Jusqu’à la Seconde Guerre mondiale, Knut Hamsun (1859-1952), prix Nobel de littérature 1920, était pour son pays, la Norvège, une gloire et une fierté nationales. Issu d’un milieu rural très humble, il avait toujours célébré la terre, le pays, la patrie. Aussi, lorsque les Allemands envahirent l’Europe, crut-il de bonne foi que la Norvège pourrait s’épanouir au sein d’une vaste fédération germanique. Il écrivit des articles en ce sens et apporta son soutien au gouvernement "collabo" de Vidkun Quisling, lequel sera jugé pour haute trahison. Mais il n’approuva jamais la barbarie de Terboven, le nazi qui dirigea le pays pour le compte d’Hitler. Il sauva même nombre de Juifs. En revanche, il fit cadeau à Goebbels de sa médaille du Nobel, il rencontra le Führer une fois (ça ne s’est pas très bien passé), et fit encore son éloge après son suicide.

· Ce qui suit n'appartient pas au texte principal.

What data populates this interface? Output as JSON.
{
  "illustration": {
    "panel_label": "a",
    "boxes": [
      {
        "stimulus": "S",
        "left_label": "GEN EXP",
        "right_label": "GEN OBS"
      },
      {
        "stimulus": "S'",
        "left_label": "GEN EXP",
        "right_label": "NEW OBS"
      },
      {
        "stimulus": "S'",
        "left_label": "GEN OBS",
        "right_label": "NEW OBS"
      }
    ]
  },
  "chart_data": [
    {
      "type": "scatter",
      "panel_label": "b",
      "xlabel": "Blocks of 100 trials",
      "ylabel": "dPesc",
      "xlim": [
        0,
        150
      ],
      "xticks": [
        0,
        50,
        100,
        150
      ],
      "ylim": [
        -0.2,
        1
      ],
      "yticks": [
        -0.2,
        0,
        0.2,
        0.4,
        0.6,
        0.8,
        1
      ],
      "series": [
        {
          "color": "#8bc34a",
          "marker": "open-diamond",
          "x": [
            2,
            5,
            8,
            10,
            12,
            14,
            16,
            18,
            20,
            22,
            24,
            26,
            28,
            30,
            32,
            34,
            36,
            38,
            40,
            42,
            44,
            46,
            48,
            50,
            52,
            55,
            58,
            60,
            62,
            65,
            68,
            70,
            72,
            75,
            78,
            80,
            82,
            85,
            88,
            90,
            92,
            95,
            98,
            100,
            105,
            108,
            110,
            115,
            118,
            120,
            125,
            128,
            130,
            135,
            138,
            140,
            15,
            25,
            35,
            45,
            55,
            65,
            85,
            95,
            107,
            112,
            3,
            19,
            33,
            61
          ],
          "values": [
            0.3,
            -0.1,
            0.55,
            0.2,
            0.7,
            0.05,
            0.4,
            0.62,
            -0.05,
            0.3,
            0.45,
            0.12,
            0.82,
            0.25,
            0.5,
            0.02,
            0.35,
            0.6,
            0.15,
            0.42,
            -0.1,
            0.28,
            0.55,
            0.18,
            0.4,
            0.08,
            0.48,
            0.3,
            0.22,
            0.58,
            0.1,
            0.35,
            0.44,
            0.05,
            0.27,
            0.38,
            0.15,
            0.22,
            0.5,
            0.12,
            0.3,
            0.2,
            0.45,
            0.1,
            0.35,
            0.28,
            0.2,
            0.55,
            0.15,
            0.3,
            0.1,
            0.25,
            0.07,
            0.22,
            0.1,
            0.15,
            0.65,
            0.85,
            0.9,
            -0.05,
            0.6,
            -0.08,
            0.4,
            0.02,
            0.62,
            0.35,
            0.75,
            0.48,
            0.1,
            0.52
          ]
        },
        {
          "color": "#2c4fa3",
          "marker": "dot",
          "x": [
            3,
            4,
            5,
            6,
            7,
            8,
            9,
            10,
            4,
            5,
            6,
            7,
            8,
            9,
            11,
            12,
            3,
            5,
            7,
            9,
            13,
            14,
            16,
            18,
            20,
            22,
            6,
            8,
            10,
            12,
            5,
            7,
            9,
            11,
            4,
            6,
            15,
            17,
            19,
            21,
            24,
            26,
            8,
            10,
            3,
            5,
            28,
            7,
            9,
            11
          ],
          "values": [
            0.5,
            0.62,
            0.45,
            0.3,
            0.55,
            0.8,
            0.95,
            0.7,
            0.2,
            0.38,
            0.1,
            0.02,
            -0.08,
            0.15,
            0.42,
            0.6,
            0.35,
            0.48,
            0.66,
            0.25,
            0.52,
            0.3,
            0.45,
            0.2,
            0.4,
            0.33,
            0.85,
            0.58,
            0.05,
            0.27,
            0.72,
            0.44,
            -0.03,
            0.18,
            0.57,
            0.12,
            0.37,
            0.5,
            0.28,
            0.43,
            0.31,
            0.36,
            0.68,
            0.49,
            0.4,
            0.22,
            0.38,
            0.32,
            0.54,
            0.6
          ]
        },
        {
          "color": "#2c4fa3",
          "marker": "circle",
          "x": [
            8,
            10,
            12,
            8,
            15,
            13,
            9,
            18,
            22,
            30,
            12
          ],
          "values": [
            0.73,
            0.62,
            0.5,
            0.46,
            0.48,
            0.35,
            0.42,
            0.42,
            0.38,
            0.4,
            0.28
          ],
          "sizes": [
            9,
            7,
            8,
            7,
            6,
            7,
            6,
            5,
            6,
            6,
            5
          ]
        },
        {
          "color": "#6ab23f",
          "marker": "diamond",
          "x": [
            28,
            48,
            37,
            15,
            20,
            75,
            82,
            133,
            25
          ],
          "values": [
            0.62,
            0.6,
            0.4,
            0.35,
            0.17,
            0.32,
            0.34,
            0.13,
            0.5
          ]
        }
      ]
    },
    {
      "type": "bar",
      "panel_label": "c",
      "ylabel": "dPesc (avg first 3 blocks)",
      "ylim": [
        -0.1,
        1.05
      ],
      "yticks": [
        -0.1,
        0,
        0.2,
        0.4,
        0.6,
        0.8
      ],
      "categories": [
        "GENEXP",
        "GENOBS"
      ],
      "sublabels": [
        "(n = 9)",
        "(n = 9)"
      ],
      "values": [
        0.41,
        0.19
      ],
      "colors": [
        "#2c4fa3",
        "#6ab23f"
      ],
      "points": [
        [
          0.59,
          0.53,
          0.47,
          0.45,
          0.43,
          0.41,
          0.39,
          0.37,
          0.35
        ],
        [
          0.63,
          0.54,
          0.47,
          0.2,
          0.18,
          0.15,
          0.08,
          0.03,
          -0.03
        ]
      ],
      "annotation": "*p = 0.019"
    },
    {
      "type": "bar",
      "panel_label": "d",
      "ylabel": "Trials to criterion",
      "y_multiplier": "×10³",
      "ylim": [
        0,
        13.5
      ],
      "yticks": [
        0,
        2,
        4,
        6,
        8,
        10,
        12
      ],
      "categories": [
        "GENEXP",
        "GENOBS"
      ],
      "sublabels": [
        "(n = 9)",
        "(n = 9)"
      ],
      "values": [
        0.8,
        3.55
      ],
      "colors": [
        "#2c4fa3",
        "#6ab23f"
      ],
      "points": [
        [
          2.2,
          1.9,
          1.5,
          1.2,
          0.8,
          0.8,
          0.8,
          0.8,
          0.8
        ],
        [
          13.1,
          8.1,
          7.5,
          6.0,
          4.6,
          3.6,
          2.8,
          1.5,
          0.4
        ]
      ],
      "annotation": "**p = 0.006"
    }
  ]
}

En France, on en a fusillé pour moins que ça. Mais en Norvège, on est plus pusillanime. Aussi, à l’été 1945, Hamsun fut-il interné dans un hôpital psychiatrique tenu par des sœurs, à Grimstad, en attendant un très hypothétique procès. En fait, son "cas" embarrassait tout le monde, et on peut soupçonner les autorités d’avoir sciemment traîné, dans l’espoir que le réprouvé, âgé à l’époque de 86 ans déjà, disparaisse de lui-même. Loupé: il est mort en 1952, non sans avoir écrit un dernier livre en forme de confession, Sur les sentiers où l’herbe repousse.
Psychothérapeute de métier, Christine Barthe s’est passionnée pour cette affaire, dans un livre savamment composé. On y rejoint Hamsun dès son internement, lequel va raconter, à la première personne, toutes les vicissitudes de son sort: atermoiements des autorités, tentative des psys de le faire passer pour "diminué", c’est-à-dire irresponsable, condamnation d’abord à de simples dédommagements financiers, puis, à sa demande, procès devant la Cour suprême, en 1947-1948, laquelle confirmera le premier jugement: 25 000 couronnes d’amende! A cela s’ajoute une autre intrigue, sentimentale, Hamsun retrouvant par hasard Eilin, qui fut un de ses amours de jeunesse et lui révèle un grand et beau secret.
C’est une histoire hors du commun, tragi-comique, peu connue ici, que Christine Barthe a reconstituée et romancée avec talent, mesure et empathie. Knut Hamsun, contrairement à sa seconde épouse, Marie, n’était pas nazi. Juste ultra-patriote, viscéralement anti-anglais et anti-russe. Cela peut expliquer son égarement, sans l’excuser en rien.